Can we Work Together across Clubs and Committees?
Part of our strategic plan was to try and work across committees. For example, Jill Bregy currently serves as the Chair of the Education Committee. If you are doing a great educational program, please let Jill and me know. We want to learn from you and alert other clubs so they can contact you as well.
As another example, Donna Brown serves as Chair of the Legislation Committee. Although the local clubs monitor legislation in the states surrounding them, letting the IWCA know about your issues would allow our President to write a letter of support as she recently did in California and for you to do the same if you are so inclined. Similarly there are current legislative efforts underway at the national level in the aftermath of the pet food recall. The IWCA may also ask the regional club presidents to write letters of support on national issues. If possible, we want to be smarter about ways we can work together and across our respective clubs and committees.
If there are other ways you know the IWCA or I could be more helpful, would you please let me know? Are there other goals you believe are important for the IWCA? The contact doesn’t have to be from you personally. Don’t hesitate to ask other club members to call—our committee will be happy to work with other club members charged with specific responsibilities. Our website has a new red button on the home page called “Club News” that our webmaster, Pat Reilley can update easily.
Would You Please Help the IWCA with Your Ideas and Involvement?
Part of the Protect and Involve election team’s promise was to involve our members (and clubs). We would ask for you or someone you designate from your club to become a member of this committee. It will help me make direct contact with your club, ensure that your club has a voice, help us achieve our objectives, add new objectives that you identify, and build our “bench strength” for future leaders of the IWCA.
The people who serve on the front lines of regional club leadership are in great positions to understand the challenges of a national club. Also, too often the regional clubs have been underrepresented or ignored at the national club level. We want to remedy that so that the IWCA remains focused on protecting our breed and involving our members.
I look forward to hearing your ideas, incorporating your suggestions, and getting to know those of you I haven’t met yet. Our common ground is our love of Irish Wolfhounds and our common focus needs to be how we can work together to protect our breed in the future. Let’s use our regional and national clubs to do great things together. Thank you for your time and effort in building these important bridges to helping our Irish Wolfhounds across the U.S.
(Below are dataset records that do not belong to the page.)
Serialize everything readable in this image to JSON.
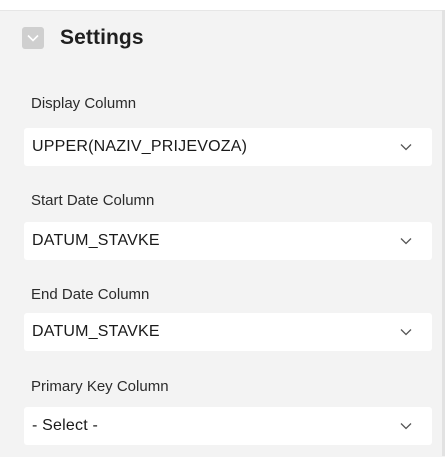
{
  "header": {
    "title": "Settings"
  },
  "fields": [
    {
      "label": "Display Column",
      "value": "UPPER(NAZIV_PRIJEVOZA)"
    },
    {
      "label": "Start Date Column",
      "value": "DATUM_STAVKE"
    },
    {
      "label": "End Date Column",
      "value": "DATUM_STAVKE"
    },
    {
      "label": "Primary Key Column",
      "value": "- Select -"
    }
  ]
}
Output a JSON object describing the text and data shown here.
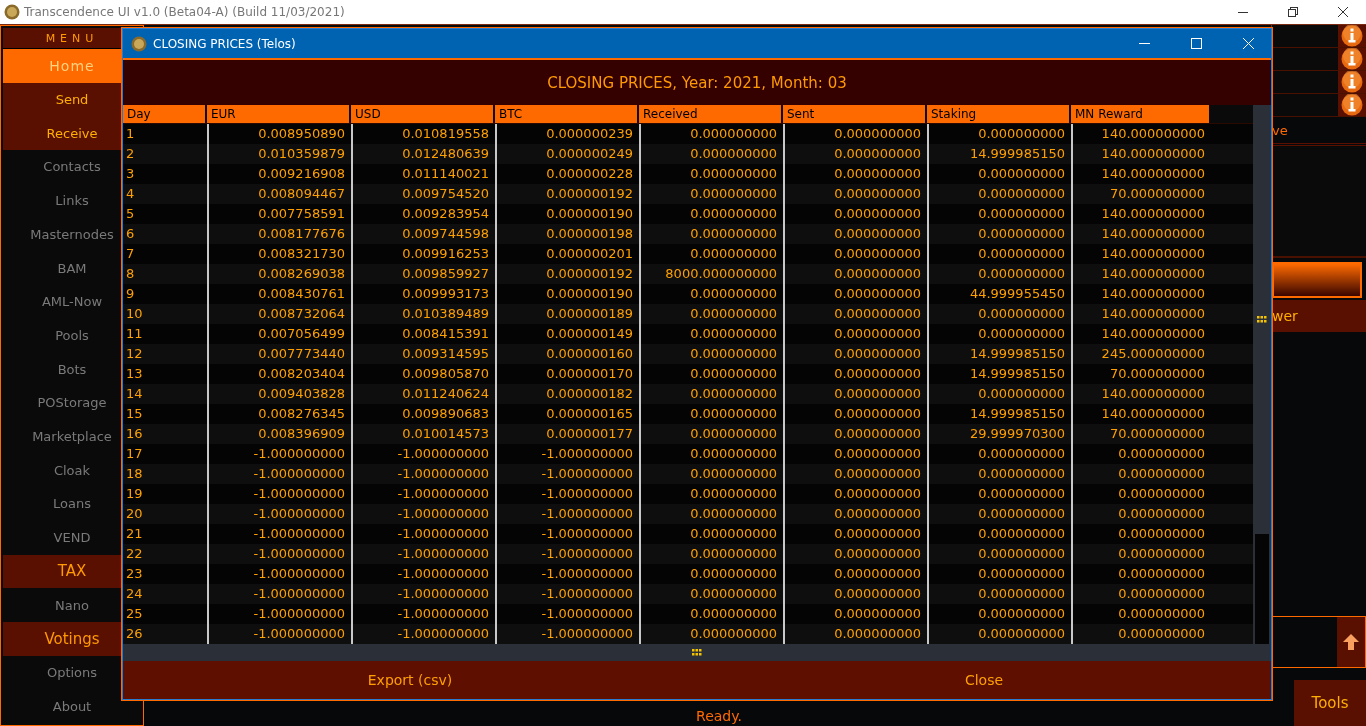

A list of the local IWCA affiliated club president contact information appears below. Please note that the document is in Landscape format for easier viewing. Please send me corrections and updates and your willingness to be listed on the IWCA website. In some cases, I could not find your contact information on the website or on the IWCA membership roster. Thank you.
Sincerely,
Eileen Flanagan
908-850-3448
Carrickaneena@comcast.net
Club Responses: Dear Eileen,
I think opening the lines of communication - both ways - will be critical to the success of the committee. I don't think you need an e-list but if you could create a group address for the committee and send an update after the board meetings, it would provide info for the presidents or representatives to share with their respective clubs and also will create a sense of being involved. I think the new board has already improved communication 1000% but having something coming directly to this group, both info and questions, will help them feel they are "at the table."
The second thing I would try to do is get the members of the committee to meet at the various regional specialties. Email is great but sometimes you need to have the face to face so that people feel connected.
I love the idea of joint ventures but wonder if it's only relevant in the northeast - good first topic for the group to discuss. I'd also like to know more about the specialties that we can't get to, like the west coast, and want to share with them ideas like our veterans classes separated by age. Maybe start a spreadsheet for non regular classes and events and have each club with a specialty fill in what they do.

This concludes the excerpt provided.